Conservation work begins at mosque and old school in Limassol’s Ayios Thomas
Conservation work at the mosque and the old schoolhouse in the Limassol district village of Ayios Thomas has begun, bi-communal technical committee on cultural heritage co-chairman Ali Tuncay said on Saturday.
He said the work is being carried out with financial support from the European Union and technical support from the United Nations development programme, and offered his thanks to “all the experts and workers involved for their contributions”.
Ayios Thomas is located between the villages of Avdimou and Anoyira in the west of the Limassol district and was historically a Turkish Cypriot village.
It served as a reception centre for Turkish Cypriots displaced from the nearby villages of Prastio and Yerovasa during intercommunal violence in the 1960s.
The village’s population fled to the British Akrotiri base in late 1974, and stayed there until 1975, when it was transferred via Turkey to the island’s north and resettled in the village of Kontea, which is located north of Pyla.
Now, the village is inhabited by a small number of Greek Cypriots who were displaced from the north, mostly from the Karpas peninsula.

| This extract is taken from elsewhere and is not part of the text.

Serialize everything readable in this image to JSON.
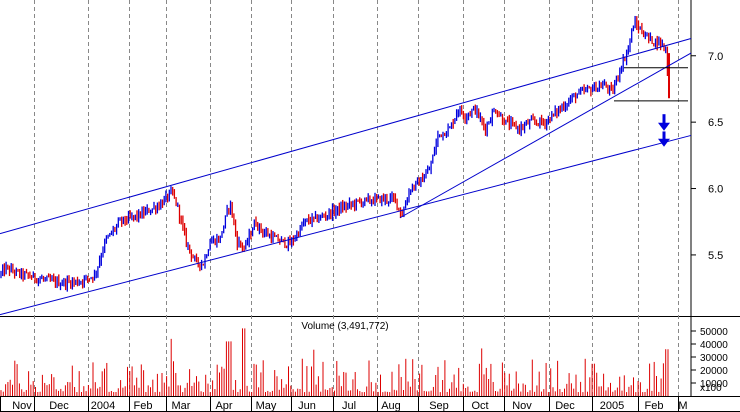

The old school house in the village
At the beginning of this year, Tuncay had said that in addition to the work in Ayios Thomas, work will also begin at the mosque in the Limassol district village of Koilani, while tenders will also be put out for conservation work to begin on a total of 10 other mosques, five of which are in the Paphos district and five in the Larnaca district.
Additionally, he said, work is ongoing at the Panayia Apsinthonissa monastery, which is located between the Kyrenia district villages of Sychari and Vouno, and at the well known Apostolos Andreas monastery near Rizokarpaso, with five other restoration projects set to commence on religious buildings in the Kyrenia district before the end of the year.
He also said work will continue to conserve and restore non-religious buildings, including a historic stone house in the Famagusta district village of Limnia, the Diamante bastion of Famagusta’s Venetian city walls, and Lefka’s historic aqueducts.
In addition, he stressed that the committee’s work is “balanced between both sides” of the island and the cultural heritage of both the Turkish Cypriot and Greek Cypriot communities, as well as other communities on the island.
“We maintain a balance between both sides. Religious places of worship, baths, fountains, water mills, castle walls, archaeological sites, and cemeteries on both sides of Cyprus are considered as a whole and within the same framework,” he said.
He added that this approach “both makes us productive and builds trust”, and that “conducting similar projects in the north and the south in a balanced manner is vital for building trust between Turkish Cypriots and Greek Cypriots”.